Brain signaling could cause high blood pressure

Brain signaling could cause high blood pressure

About 6 million Australians aged 18 years and over have high blood pressure.

Of these, more than two thirds had uncontrolled or unmanaged high blood pressure (not taking medication), representing 4 million adult Australians.

High blood pressure, or hypertension, is suggested to be one of the leading risk factors for heart disease.

The process in which high blood pressure causes heart disease is not completely understood.

But now scientists at the Baker Heart and Diabetes Institute have found that high blood pressure could be caused by specific signaling from the brain.

The condition could promote heart disease by altering stem cells with the bone marrow.

In the study, the researchers demonstrate how an overactive sympathetic nervous system causes elevated blood pressure.

The system can instruct bone marrow stem cells to produce more white blood cells that clog up blood vessels.

The Baker Institute’s Head of Haematopoiesis and Leukocyte Biology, Associate Professor Andrew Murphy says the findings represent a new era of heart disease research.

“Hypertension is a major, independent risk factor of atherosclerotic cardiovascular disease, but we need more information to determine how it is resulting in heart attacks and strokes,” said Associate Professor Murphy.

Atherosclerotic cardiovascular disease is a build-up of cholesterol plaque in the walls of arteries, causing obstruction of blood flow.

“We now know that significance changes in the immune system contributes significantly to heart disease,” he said.

“We aimed to determine how the sympathetic nervous system through the brain directly promotes atherosclerosis in the setting of hypertension.”

“We have discovered that this form of high blood pressure, often associated with stress, causes changes within the bone marrow leading to increased white blood cells circulating though our vessels.

This is significant as the general view of hypertension is that it is mainly a disease of the blood vessels, which means other heart damaging events are missed.”

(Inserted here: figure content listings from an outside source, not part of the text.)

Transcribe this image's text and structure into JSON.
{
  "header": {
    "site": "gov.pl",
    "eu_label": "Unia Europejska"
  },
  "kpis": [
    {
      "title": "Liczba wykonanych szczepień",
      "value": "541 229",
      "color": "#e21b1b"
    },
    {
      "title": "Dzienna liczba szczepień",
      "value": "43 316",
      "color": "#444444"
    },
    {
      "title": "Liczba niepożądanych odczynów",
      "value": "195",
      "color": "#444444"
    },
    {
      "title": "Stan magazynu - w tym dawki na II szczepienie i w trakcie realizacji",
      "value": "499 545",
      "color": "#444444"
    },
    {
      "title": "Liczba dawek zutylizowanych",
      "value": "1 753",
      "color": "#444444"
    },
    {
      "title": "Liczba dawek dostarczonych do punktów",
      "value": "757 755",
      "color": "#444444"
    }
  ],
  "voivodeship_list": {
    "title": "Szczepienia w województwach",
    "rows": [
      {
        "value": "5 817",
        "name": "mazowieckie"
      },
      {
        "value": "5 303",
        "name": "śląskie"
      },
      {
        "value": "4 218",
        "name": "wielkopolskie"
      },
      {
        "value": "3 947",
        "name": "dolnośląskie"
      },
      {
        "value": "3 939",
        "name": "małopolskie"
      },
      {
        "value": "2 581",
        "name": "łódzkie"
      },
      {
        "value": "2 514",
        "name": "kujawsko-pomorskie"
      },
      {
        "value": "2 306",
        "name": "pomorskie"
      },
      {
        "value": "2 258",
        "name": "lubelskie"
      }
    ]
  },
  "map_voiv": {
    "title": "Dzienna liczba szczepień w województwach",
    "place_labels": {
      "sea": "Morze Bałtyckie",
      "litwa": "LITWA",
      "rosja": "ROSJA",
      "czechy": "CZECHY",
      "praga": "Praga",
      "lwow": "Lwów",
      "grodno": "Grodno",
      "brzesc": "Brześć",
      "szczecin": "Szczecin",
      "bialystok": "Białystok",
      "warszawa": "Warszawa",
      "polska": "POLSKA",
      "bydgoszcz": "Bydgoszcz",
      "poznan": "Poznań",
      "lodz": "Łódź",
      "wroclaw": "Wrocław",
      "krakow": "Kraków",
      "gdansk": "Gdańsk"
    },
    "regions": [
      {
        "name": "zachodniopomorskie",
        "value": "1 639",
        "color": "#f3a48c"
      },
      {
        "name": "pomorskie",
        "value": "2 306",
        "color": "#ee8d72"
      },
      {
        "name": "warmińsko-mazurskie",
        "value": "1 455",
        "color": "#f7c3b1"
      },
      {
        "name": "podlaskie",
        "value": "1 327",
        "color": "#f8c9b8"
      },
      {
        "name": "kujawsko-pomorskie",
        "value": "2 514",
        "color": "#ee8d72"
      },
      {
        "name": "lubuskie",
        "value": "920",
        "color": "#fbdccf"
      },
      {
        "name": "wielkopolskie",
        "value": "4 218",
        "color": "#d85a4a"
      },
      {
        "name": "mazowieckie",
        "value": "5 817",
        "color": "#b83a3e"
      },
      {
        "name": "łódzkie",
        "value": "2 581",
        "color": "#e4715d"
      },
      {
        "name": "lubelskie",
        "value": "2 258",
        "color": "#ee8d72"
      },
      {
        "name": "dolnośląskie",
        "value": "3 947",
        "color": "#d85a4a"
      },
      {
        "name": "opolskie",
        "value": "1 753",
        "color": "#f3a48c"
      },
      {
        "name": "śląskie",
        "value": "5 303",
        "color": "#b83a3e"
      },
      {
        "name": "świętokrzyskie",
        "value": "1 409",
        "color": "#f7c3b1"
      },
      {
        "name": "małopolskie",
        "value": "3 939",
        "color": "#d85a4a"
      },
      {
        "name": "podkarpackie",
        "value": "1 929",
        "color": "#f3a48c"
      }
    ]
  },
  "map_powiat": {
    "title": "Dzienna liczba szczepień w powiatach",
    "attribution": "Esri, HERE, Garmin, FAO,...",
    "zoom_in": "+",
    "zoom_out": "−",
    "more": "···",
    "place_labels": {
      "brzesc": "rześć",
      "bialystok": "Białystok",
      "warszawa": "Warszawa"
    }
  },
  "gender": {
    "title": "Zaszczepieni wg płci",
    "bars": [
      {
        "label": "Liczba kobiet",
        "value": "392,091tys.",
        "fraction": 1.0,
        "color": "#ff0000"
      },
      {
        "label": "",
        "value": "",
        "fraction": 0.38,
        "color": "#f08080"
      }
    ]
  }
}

The team is now exploring the specific molecules involved, which may shed light as to why some current therapies are ineffective.

They also suggest that managing stress, anxiety and pain are likely to help in controlling this form of hypertension and the effects it has on the body’s bone marrow stem cells.

The study is published in Haematologica.

How to prevent or treat high blood pressure

You can do 8 things in daily life:

Keep a healthy weight. Ask your doctor if you need to lose weight.

Be physically active. Get moving for at least 30 minutes most days of the week.

Eat a healthy diet. Choose an eating plan rich in vegetables, fruits, whole grains, and low-fat dairy and low in saturated fat and added sugars.

Cut down on salt. Many Americans eat more sodium (found in salt) than they need. Most of the salt comes from processed food (such as soup and baked goods).

Drink alcohol in moderation, if at all. Men should have no more than 2 drinks a day; women no more than 1 drink a day.

Don’t smoke. Smoking raises your risk for heart disease, stroke, and other health problems.

Get a good night’s sleep. Tell your doctor if you’ve been told you snore or sound like you stop breathing briefly when you sleep—a possible sign of sleep apnea. Treating sleep apnea and getting a good night’s sleep can help reduce blood pressure.

Take prescribed drugs as directed. If you need drugs to help lower your blood pressure, you still should follow the lifestyle changes described above.